Do you cry more or less the older you get?
I used to cry quite a bit when I think back. Usually when my feelings were hurt. I have almost stopped crying over what others say about me or to me. In my short undocumented research on this topic I found that a lot of people do cry less as they age. There are others who cry as much as they ever did publicly. I don't know for sure about the private criers because of course they cry in private. I am pretty well surrounded by private criers and they tell me they do cry less as they get older.

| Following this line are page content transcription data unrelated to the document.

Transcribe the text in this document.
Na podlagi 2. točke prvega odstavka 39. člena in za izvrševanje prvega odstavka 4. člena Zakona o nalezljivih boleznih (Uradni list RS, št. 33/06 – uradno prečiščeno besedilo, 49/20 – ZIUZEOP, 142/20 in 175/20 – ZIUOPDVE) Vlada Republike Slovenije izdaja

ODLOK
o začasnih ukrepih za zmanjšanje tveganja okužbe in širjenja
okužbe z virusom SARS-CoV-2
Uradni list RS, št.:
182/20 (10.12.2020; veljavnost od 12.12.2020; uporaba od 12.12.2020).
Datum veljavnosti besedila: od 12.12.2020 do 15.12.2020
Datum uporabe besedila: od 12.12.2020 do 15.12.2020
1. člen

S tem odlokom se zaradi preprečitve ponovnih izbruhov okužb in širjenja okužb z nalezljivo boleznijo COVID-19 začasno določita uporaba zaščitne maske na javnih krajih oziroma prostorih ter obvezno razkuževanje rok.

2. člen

Do men cry as much or more than women?
There is a theory out there that men cry more as they age and women cry less. I saw a one woman show one time where the actor demonstrated this fact so well I laughed until I cried. I've met some serious male criers in my lifetime. Hockey players, football players and some men who lose their high profile jobs cry in public. There aren't enough women in these positions to know if they would cry too in the same situation. Generally I would say that women still cry more often than men but again a lot of men may cry frequently in private so who would know.
Does real life sadness such as the death of a loved one make you cry?
I have only lost older people in my family so far (thank goodness) so I may not fully understand this question. I continue to have my moments when it hits me that my parents are really gone. But they had long lives and were ready I believe. This makes me less inclined to cry. I see this in many folks around me who have lost their parents in their seventh or eighth decade. A sadness yes but not easily moved to tears. The natural order of things. I cannot imagine nor do I want to, the enormous loss of a child. I believe those that I know who have experienced this are so deeply affected that tears don't do justice to that kind of sorrow.
Are tears over rated?
My tearing up over the movie Pride where the miners show up to support the Gay and Lesbian community in England during the Margaret Thatcher years was real emotion. I teared up in parts of the movie Hector and his Search for Happiness. One was a true story and the other fiction. Both had moments of real humanity which is what moved me to tears.
But I can feel teary when someone cries over a make-over in their house or a Youtube video showing a father dressing up to take his three year old daughter on a date. Hearing the Last Post gets me every time.
Some facts I found in my crying research that I thought were interesting.
- An insincere display of grief or dishonest remorse is sometimes called crocodile tears in reference to an Ancient Greek anecdote that crocodiles would pretend to weep while luring or devouring their prey.
What makes you cry? Are you a private or a public crier? Are you happy with the kind of crier you are?